The next film in my rewatching of classics is this famous film based on the famous book of Umberto Eco. I have no idea when I last saw this film, but it can never have been longer after it came out. I did not remember a whole lot of it for sure.

William of Baskerville (Sean Connery), a Fransican friar, together with his student Adso of Melk (Christian Slater) travel to a Benedectine abbey in Italy where a papal convent will take place during which will be decided if the Fransiscan order will be declared a heresy. William is obviously on good terms with the Benedictine abbot, because the latter not only asks William to investigate a mysterious death on his abbey, but also hides an outlawed Fransiscan monk.
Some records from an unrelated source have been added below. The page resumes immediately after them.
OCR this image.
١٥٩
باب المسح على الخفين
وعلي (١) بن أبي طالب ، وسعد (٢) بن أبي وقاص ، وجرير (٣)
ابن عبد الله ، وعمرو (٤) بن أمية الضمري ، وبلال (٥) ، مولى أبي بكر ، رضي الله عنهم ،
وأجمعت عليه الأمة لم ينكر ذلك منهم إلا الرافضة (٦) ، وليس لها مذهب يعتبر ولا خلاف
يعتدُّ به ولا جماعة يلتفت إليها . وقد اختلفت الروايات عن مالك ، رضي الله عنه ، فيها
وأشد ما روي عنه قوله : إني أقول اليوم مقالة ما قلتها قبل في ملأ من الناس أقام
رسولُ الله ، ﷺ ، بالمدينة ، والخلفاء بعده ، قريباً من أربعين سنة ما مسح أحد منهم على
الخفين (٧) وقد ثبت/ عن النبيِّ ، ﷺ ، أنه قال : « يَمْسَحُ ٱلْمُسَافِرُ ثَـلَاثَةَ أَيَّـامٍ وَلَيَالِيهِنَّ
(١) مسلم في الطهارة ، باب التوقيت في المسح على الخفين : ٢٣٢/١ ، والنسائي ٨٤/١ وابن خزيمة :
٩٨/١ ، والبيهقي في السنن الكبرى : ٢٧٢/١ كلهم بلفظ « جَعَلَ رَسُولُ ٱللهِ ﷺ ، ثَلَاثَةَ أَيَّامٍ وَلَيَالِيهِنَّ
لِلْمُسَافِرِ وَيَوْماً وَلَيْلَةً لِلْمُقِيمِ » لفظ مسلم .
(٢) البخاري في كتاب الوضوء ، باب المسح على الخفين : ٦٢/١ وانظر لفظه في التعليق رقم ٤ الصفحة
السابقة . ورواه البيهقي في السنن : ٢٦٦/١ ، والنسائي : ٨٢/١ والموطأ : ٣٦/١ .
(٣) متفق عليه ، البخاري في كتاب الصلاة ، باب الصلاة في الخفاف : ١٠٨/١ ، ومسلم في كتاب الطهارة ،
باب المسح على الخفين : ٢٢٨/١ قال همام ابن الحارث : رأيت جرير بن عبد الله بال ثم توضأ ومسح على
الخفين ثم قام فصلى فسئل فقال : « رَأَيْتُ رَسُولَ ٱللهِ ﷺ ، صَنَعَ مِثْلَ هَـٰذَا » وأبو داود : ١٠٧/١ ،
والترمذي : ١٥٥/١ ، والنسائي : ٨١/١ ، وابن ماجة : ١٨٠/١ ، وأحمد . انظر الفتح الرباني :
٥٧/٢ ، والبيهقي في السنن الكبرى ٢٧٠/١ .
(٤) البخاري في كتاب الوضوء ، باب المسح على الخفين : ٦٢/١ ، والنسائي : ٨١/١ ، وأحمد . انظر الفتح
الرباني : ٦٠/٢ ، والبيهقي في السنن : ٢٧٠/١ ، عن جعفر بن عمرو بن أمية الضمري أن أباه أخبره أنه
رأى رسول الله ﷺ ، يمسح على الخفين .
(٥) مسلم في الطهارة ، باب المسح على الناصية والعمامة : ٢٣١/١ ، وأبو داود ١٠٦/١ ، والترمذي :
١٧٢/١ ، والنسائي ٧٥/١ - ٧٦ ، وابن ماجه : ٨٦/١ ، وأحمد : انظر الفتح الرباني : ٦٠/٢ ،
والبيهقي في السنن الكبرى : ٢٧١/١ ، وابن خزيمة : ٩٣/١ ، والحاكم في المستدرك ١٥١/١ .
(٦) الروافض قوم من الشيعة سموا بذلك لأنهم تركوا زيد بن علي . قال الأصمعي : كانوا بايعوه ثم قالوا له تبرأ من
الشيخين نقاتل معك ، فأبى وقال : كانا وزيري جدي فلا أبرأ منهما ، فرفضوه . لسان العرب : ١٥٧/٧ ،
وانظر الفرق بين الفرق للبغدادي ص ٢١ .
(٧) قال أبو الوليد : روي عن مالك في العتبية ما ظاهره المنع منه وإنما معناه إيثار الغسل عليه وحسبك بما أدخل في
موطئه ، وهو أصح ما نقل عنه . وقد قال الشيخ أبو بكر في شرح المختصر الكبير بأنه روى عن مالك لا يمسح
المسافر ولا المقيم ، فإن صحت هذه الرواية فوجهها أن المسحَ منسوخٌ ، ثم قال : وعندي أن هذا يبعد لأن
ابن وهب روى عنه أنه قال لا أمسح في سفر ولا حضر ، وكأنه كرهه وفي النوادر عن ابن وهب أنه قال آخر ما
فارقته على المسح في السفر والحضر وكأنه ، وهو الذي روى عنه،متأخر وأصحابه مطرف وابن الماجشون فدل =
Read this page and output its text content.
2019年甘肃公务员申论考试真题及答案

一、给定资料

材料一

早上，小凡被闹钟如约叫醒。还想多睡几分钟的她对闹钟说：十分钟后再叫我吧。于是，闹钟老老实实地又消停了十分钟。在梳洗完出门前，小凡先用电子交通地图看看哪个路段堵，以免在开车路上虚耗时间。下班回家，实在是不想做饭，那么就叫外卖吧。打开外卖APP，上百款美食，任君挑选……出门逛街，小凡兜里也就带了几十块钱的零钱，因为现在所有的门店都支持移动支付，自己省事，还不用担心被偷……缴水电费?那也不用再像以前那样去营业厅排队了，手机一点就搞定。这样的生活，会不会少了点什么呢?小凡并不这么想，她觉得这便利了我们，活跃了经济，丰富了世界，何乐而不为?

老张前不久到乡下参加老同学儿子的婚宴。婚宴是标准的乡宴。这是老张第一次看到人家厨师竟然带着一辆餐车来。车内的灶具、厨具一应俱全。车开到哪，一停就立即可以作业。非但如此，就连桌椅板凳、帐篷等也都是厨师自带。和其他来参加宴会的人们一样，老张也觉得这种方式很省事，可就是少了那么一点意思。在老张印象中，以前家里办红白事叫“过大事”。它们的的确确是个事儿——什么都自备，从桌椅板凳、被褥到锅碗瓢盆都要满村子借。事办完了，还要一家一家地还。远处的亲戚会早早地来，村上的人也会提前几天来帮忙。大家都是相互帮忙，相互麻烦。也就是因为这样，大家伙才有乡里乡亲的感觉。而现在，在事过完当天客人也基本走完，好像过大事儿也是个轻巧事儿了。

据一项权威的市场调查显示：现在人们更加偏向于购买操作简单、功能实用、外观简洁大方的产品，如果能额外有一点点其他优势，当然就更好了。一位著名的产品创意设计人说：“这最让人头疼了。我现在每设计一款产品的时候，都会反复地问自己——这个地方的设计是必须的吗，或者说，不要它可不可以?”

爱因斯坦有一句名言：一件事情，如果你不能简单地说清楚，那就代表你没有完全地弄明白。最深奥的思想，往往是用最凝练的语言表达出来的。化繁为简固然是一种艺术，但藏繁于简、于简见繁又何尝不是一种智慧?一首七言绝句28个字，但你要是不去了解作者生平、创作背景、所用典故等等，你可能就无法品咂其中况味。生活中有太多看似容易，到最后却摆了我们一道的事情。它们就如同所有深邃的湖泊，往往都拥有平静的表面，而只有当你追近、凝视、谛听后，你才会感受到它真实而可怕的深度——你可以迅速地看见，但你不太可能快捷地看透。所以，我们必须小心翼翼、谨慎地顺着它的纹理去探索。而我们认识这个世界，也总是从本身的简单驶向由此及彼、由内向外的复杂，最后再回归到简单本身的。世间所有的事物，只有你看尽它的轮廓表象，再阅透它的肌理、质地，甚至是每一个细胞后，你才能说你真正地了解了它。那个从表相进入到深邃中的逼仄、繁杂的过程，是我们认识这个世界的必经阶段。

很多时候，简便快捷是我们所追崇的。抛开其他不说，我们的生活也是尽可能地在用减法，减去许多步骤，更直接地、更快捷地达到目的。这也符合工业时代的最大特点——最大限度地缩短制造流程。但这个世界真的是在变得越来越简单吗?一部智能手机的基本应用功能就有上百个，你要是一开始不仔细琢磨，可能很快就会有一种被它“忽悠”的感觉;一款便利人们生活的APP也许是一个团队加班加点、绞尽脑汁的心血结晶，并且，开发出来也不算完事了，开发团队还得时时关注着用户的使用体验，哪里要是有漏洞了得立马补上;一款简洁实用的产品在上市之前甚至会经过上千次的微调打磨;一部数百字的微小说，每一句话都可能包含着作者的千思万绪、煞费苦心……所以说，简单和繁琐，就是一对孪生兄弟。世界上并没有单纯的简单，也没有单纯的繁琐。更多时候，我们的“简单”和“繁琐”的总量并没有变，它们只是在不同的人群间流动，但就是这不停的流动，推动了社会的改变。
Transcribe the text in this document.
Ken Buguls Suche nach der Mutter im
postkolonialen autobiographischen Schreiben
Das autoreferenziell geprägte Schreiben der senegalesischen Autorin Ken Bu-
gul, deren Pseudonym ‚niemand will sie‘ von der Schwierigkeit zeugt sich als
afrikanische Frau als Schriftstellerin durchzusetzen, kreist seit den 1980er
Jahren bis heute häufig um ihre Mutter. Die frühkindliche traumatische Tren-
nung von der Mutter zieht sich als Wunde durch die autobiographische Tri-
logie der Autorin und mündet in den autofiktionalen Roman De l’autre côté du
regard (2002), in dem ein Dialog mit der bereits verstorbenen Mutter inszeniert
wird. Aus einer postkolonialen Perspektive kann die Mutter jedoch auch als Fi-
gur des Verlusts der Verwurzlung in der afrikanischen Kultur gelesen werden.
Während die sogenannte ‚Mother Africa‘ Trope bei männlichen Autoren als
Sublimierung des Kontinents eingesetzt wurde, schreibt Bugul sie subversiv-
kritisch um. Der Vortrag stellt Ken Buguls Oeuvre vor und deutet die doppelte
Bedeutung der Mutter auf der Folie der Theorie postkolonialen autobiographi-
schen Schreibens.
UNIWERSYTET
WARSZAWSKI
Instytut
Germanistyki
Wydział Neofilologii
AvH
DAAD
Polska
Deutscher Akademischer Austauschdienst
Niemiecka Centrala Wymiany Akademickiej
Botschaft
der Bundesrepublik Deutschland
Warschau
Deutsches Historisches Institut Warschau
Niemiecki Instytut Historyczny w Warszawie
But perhaps it is not the abbot who is tolerant towards William, but rather other monks of the abbey who, during the investigation of the murder, turn out to be not Benedictines, but Dulcinians, a branch of Christianity that has been declared heretical before. When the abbot announces the arrival of William’s foe, the inquisitor Bernardo Gui, William and Adso speed up their investigation, running into a massive labyrinth-like tower-library.

The 1980 book of Eco obviously foreshadows the popularity of the genre that was to rise with the books of Dan Brown with a few decades, but also popular-science works like that of Michael Baigent and Richard Leigh with a few years.

For quite a while during watching the film, I wondered why the film is so highly-regarded, but indeed, when the story starts to unfold, it becomes an enjoyable film.

Ron Perlman has a very amusing part that is heavily sampled by Kreuzweg Ost for the “Oh No Lo So, Magnifico” track on the 2000 album “Iron Avantgarde” by the way.